Who controls land near substations or fiber routes?
Khosla’s vision of AI for all becomes impossible if only a handful of regions can support it.
This is the infrastructure divide.
And it is growing faster than most people realize.
Infrastructure as Destiny
Khosla does not focus on infrastructure in his essay, but the message is clear.
AI cannot deliver abundance without scale.
And scale is determined by infrastructure.
Smarter models are not enough.
We need faster pathways to bring those models to everyone.
That means:
Rethinking data center development around power availability, not just real estate
Creating permitting frameworks that accelerate infrastructure rather than delay it
Treating grid access as a strategic national asset
Making compute a core part of industrial policy
We cannot allow a world where 80 percent of AI productivity is stuck in 20 percent of the world’s infrastructure.
A Call to Builders
For investors, developers, and policymakers, the implications are clear.

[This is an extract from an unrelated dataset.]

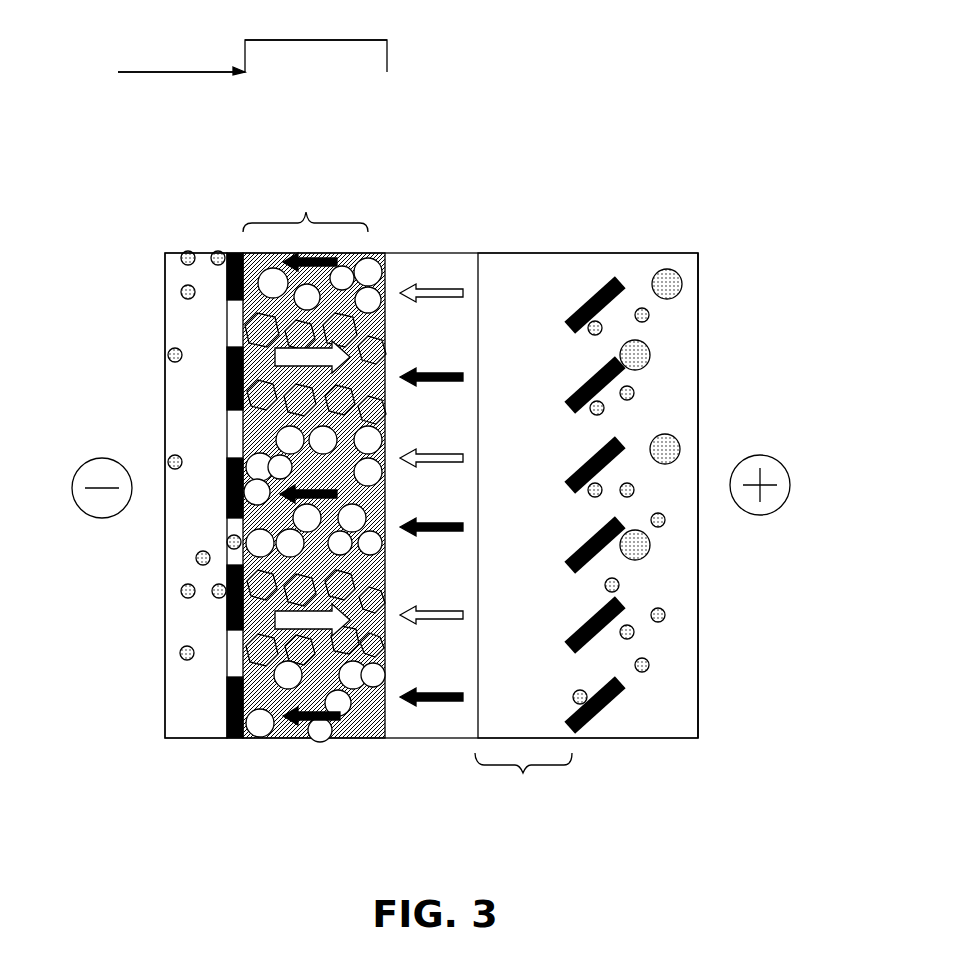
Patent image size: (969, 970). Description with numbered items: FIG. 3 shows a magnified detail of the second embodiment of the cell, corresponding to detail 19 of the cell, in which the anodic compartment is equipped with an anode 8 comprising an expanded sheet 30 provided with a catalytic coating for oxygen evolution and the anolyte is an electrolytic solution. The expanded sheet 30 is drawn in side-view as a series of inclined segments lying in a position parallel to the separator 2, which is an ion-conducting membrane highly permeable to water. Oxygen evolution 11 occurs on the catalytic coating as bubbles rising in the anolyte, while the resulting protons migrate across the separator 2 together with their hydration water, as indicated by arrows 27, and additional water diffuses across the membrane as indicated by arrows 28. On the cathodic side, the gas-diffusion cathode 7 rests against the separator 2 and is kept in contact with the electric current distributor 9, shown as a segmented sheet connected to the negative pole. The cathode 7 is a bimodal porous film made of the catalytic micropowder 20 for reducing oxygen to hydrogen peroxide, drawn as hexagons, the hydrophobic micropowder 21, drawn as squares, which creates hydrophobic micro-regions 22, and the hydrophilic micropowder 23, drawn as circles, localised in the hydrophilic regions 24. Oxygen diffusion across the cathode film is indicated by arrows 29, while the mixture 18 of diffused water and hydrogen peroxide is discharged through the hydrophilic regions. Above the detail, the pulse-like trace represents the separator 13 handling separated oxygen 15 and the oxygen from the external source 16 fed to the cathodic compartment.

If we want AI to solve global healthcare, we need infrastructure that delivers low-latency inference
If we want AI tutors in every classroom, we need edge compute in every region
If we want post-scarcity economics, we must build the physical systems that can deliver intelligence cheaply, reliably, and everywhere
The frontier is no longer just about algorithms.
It is about substations, cooling, grid interconnections, and fiber networks.
The AI economy will be built with concrete, copper, and coordination.
Final Thought
Vinod Khosla sees AI as the next engine of human progress.
But every engine needs a delivery system.
If we fail to match the scale of infrastructure with the potential of intelligence, we do not just slow innovation.
We risk entrenching a future where abundance is hoarded, and access is gated.
This is not just a technical challenge.
It is a moral one.
Now is the time to build the physical foundation of the AI age.
Because if we wait, it will be too late.